第3話 二章 保健室に、瞬間記憶素質保持者はいらない

二章 保健室に、瞬間記憶素質保持者はいらない

 白根澤と加藤は、音竹の発言を聞き、互いに顔を見合わせた。


 なんですと!


 自宅以外で横になると

 死んでしまう病気?


 知らんよ、そんなの。

 聞いたことないよ。


 電波か?

 メンヘラか?

 その両方か!


 加藤は、ぼさぼさの前髪をかき上げた。

 切れ長の目、といえばカッコいいが、加藤はいつも眠そうな目をしている。

 その糸目がキラリ光った。


「音だけ君だっけ」

「音竹、です」

「気分悪いとこすまないけど、一回立ってみ?」


 音竹は素直に立ち上がる。

 立ちあがると同時に、彼は右手で側頭部を押さえた。


「頭も痛いか?」

「はい、少し」


 加藤は再度、音竹の血圧を測る。


「座っていいよ。あと、白湯のんだら、スポドリやるから、そっち飲んで」


 もともとは、熱中症予防のために用意してある補液を、ボトルごと加藤は手渡した。

 苦痛をこらえている表情の音竹であったが、補液を飲み進めると、顔色がやや改善した。


「少し良くなりました。クラスに戻ります」


 音竹は律儀に頭を下げると、少しふらつきながらも退室した。


 白根澤は、保健室のドアが閉まると同時に、書庫の鍵を開け、新入生の健康調査票を取り出した。身体に似合わず、俊敏な動きである。


 健康調査票には、生徒本人の既往歴や予防接種歴以外にも、家族の構成や緊急時の電話番号など、個人情報が存分に記載されている。そのため、通常は鍵付きの書庫にしまってある。


「ええと、あったあった。音竹伸市おとたけしんいち


 白根澤が音竹の調査票を見つけた瞬間、加藤がべらべら喋り出す。


「音竹伸市。S区在住。家族は母のみ。

予防接種は定期、任意、すべて済み。

食物アレルギー、既往、特になし」


「あら、せいちゃん、さすがね。うふ」

『うふ』はいらねえ、と加藤は思ったが口には出さない。


 加藤は記憶力と観察力だけは、べらぼうに良い。

 彼は一回目を通せば、その内容を記憶できる。

 所謂、瞬間記憶素質保持者、なのであろう。


 だが……


 はっきり言って、無駄な能力としか思えない白根澤である。

 その記憶力が、何の役に立っているのか、分からないからだ。

 


「確かに、呼吸器も循環器にも、これといって記述がないわね、あ、骨折の既往はあるわ」


 たとえば、慢性心臓疾患を持つ場合、仰向けに寝ると、苦しくなる。

 それは肺に向かう静脈にうっ血が起こり、呼吸困難に陥るためだ。喘息の発作時もまた、同様である。


 しかし

 死ぬのか、それで?

 しかも自宅以外の限定付き。


 まあ、いいや。


 加藤はあくびをしながら白根澤に言う。


「音明け君だっけ」

「音竹君」


「顔色と体型見た限り、ODじゃねえの? 立位の血圧は、座位より下がってたし」


 白根澤も同意見ではある。


 OD(Orthostatic Dysregulation)

 起立性調節障害。


 自律神経系の病気の一つである。

 小学校高学年から中学校あたりの、思春期の子どもに多く見られる。


 通常、人は立ち上がるときに交感神経が働き、下半身の血管を収縮させ、心臓に戻る血液量を増やし血圧を維持する。だが、この働きがうまくいかないと、心臓への血液量が減少し、血圧が低下する。そのため、気分不快やめまいなどが生じやすくなる。
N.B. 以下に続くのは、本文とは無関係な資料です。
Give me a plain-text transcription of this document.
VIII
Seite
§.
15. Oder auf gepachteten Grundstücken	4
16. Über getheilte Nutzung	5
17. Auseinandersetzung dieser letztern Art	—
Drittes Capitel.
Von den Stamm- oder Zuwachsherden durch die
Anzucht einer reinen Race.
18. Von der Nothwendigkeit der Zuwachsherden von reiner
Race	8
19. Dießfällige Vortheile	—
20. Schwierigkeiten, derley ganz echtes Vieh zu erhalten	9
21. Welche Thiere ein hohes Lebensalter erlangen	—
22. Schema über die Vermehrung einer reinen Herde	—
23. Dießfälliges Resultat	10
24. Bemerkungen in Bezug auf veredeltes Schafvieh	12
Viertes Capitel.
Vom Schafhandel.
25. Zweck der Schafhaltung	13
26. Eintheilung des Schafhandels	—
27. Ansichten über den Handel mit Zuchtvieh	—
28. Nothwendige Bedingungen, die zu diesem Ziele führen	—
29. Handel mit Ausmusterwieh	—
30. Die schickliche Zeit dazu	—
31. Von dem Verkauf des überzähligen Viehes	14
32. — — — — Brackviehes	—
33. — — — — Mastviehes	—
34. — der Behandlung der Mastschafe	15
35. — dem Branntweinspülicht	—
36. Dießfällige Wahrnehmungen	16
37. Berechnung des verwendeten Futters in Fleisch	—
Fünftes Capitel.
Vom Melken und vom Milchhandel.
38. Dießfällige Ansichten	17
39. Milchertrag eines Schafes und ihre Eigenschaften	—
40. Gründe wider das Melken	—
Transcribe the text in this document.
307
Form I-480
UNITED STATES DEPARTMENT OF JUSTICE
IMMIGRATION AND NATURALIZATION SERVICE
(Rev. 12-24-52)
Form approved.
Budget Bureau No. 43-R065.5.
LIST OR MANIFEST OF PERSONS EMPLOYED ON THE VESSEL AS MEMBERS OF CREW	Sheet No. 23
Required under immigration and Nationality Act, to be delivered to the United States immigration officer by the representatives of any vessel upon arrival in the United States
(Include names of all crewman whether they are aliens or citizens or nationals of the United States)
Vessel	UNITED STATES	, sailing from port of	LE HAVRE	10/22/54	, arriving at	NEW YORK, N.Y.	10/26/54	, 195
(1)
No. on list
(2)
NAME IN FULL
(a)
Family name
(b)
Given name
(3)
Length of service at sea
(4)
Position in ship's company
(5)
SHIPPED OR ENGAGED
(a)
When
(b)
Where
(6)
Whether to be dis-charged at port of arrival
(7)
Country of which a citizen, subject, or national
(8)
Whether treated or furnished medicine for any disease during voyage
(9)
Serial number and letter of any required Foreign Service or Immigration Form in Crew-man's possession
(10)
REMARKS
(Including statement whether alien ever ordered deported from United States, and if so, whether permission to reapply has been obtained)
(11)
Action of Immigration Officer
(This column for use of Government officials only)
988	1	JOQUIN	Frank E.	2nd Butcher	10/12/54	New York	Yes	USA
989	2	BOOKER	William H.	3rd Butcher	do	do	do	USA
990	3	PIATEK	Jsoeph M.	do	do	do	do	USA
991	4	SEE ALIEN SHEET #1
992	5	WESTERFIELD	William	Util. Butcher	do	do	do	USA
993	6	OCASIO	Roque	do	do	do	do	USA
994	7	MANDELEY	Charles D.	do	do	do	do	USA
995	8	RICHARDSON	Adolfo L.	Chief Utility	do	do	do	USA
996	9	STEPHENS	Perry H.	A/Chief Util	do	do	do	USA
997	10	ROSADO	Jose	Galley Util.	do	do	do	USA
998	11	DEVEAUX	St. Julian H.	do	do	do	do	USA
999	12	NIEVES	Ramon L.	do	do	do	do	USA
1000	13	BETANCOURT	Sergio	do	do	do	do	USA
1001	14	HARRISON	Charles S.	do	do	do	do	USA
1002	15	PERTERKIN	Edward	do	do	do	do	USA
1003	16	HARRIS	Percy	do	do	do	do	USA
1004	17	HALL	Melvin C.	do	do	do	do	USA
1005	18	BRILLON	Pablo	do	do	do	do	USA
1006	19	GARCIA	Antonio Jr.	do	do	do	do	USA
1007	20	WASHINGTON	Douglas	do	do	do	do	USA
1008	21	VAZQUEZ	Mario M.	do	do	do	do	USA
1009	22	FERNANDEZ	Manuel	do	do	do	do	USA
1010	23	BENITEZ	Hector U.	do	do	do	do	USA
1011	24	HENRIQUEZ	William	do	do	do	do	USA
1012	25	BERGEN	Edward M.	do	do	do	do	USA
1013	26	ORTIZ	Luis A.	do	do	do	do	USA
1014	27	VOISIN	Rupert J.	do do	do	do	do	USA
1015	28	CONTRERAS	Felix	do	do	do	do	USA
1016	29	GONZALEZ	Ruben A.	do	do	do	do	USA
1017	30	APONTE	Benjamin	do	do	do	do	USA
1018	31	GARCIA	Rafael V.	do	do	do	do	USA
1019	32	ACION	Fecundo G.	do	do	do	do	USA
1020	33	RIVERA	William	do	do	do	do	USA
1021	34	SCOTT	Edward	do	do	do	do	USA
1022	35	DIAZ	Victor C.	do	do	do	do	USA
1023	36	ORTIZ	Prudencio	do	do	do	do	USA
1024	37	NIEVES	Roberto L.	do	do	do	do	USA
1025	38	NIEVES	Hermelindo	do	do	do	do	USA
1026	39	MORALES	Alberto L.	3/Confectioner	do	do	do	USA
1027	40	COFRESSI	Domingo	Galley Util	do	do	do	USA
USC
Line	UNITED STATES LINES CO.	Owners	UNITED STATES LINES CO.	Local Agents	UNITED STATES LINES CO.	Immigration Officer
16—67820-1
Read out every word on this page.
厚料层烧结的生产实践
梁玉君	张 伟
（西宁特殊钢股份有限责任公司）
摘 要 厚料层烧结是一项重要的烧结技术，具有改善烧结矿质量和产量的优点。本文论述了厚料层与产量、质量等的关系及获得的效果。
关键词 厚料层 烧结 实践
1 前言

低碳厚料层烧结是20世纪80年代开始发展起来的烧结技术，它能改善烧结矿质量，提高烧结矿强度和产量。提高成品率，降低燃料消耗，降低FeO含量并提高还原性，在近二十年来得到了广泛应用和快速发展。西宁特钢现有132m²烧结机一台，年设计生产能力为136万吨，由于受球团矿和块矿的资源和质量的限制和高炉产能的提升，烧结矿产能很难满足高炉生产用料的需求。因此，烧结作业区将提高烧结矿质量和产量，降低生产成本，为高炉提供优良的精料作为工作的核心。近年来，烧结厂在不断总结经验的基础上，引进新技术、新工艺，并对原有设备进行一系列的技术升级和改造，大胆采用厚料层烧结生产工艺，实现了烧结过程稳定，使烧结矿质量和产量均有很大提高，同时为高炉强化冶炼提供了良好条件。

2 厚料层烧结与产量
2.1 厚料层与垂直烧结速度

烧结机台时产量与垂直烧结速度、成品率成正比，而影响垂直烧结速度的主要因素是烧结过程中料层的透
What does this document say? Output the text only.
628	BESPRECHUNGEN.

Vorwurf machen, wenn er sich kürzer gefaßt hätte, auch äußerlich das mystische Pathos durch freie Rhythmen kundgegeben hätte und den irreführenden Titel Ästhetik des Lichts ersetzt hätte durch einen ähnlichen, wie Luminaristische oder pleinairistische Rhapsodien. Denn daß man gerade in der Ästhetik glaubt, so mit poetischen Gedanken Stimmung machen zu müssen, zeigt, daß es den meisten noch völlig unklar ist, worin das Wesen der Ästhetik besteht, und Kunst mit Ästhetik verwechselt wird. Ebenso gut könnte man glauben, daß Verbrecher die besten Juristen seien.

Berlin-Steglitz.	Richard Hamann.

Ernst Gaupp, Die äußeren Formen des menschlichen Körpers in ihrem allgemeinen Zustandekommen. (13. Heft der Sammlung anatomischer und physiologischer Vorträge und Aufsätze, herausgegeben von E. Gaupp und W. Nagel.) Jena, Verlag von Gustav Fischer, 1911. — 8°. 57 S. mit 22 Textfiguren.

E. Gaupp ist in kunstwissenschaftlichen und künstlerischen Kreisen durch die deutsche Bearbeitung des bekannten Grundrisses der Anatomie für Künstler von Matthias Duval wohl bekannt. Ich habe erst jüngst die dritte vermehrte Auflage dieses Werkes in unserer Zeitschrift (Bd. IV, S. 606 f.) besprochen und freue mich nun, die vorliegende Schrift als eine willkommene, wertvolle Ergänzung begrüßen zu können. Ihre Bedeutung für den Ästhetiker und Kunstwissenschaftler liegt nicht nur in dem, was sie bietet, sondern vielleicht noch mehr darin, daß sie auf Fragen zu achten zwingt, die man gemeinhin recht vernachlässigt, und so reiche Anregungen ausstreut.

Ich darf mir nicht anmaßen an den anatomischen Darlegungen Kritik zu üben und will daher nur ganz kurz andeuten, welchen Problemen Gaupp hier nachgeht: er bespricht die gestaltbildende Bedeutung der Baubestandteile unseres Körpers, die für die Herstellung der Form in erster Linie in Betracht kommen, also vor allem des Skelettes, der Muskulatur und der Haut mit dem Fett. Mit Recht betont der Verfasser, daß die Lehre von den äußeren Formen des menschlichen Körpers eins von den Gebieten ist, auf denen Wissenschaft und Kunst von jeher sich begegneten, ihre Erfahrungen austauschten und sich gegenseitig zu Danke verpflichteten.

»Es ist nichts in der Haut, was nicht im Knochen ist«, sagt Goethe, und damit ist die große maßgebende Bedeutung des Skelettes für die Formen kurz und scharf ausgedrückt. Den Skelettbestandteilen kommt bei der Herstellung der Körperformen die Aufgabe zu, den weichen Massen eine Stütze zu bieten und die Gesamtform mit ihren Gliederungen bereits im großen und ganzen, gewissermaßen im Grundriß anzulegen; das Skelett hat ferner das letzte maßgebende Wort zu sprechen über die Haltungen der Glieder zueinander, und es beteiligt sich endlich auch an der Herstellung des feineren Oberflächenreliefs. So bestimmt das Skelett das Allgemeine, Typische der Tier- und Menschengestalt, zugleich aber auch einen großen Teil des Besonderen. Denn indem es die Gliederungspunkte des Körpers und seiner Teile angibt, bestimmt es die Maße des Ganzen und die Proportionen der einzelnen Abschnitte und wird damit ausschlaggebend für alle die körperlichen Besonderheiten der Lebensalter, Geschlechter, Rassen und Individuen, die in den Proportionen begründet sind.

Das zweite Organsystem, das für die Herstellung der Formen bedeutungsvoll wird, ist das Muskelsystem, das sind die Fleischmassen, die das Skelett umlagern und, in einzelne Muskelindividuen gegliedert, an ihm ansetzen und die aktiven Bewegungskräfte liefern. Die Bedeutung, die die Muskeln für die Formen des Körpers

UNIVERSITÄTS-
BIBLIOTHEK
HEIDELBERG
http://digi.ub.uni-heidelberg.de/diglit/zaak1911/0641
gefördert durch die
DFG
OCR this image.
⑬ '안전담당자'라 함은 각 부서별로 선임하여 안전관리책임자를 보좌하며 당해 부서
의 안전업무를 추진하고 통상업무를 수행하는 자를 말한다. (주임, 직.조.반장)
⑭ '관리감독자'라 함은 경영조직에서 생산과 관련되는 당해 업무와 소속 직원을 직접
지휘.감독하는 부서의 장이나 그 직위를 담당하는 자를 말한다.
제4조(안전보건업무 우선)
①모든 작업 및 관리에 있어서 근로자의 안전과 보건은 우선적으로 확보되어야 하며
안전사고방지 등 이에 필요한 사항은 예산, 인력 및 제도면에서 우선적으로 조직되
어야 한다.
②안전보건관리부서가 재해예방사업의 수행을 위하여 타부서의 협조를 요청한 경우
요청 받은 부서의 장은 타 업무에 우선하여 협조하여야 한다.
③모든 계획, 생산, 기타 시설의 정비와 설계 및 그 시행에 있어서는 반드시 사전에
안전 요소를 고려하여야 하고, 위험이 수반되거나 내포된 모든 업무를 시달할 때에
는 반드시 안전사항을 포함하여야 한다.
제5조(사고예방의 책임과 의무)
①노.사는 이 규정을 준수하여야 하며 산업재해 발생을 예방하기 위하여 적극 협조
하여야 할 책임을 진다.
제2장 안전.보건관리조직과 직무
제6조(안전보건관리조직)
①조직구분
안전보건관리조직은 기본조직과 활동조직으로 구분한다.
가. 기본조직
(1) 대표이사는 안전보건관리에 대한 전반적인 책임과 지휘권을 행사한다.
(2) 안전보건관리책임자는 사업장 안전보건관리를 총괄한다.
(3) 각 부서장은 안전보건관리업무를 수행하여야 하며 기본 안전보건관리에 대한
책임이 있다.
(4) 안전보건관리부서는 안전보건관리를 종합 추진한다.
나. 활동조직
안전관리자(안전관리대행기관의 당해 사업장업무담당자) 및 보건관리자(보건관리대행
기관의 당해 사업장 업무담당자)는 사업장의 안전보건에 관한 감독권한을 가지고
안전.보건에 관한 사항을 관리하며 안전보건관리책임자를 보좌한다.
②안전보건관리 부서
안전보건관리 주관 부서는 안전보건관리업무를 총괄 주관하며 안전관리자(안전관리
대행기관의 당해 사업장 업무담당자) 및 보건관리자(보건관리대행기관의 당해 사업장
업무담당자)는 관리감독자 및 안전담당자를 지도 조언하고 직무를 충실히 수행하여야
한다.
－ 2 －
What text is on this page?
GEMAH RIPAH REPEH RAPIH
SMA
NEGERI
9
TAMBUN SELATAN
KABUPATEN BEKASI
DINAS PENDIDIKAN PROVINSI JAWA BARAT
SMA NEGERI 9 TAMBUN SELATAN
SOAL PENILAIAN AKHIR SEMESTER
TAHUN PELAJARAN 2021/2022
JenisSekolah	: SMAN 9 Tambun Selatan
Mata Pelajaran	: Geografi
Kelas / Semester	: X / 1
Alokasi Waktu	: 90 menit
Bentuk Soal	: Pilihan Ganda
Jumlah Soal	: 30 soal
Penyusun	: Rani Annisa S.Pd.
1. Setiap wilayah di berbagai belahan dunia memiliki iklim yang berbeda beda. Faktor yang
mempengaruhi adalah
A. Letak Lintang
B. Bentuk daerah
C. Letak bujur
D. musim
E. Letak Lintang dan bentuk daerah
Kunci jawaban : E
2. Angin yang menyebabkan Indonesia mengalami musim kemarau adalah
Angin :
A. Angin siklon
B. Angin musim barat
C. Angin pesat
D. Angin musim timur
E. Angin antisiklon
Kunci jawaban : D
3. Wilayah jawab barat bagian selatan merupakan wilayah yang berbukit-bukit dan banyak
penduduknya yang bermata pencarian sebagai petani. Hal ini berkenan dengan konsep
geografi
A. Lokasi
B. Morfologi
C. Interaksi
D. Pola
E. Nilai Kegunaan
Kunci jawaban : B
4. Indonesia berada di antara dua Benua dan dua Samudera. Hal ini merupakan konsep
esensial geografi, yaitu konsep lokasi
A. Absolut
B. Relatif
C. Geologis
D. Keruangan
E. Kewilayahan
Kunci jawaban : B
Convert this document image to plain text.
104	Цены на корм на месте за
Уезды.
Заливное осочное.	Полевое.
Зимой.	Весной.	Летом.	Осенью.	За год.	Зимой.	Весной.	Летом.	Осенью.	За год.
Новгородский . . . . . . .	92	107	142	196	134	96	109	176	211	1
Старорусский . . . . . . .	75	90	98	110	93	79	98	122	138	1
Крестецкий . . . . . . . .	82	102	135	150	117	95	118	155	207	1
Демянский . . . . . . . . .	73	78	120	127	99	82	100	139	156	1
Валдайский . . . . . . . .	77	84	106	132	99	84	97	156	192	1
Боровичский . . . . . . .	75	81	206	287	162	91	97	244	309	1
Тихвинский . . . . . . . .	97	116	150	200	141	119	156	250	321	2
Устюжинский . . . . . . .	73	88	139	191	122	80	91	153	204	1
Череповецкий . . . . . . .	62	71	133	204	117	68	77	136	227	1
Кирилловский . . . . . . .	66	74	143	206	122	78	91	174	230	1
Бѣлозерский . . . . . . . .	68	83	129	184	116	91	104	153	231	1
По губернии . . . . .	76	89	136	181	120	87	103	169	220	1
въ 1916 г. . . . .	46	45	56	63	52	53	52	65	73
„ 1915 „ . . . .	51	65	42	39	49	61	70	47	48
 治療薬は特になく、生活習慣の改善やストレス軽減の他、なるべく水分と塩分を摂ることが推奨されている。


「自宅以外で横になったら死んじゃう病気なら、保健室に来たら、座らせて、水分補給で良いんじゃねえの」

「通常の学校生活なら、ね」


 白根澤が顎に手を当てて、ふうっとため息をつく。

 その手の置き方だけは、イイ女風だ。


「自宅は管轄外だろ? それに自宅なら、大丈夫みたいだし」

「せいちゃん、来週何があるっけ?」


 来週?

 健康診断はまだ始まらないぞ。

 だって、新一年生の合宿が……


 うん?


 がっ

 合宿?


「あっ!!!」


 葛城中学校の一年生は、来週、二泊三日の合宿が予定されている。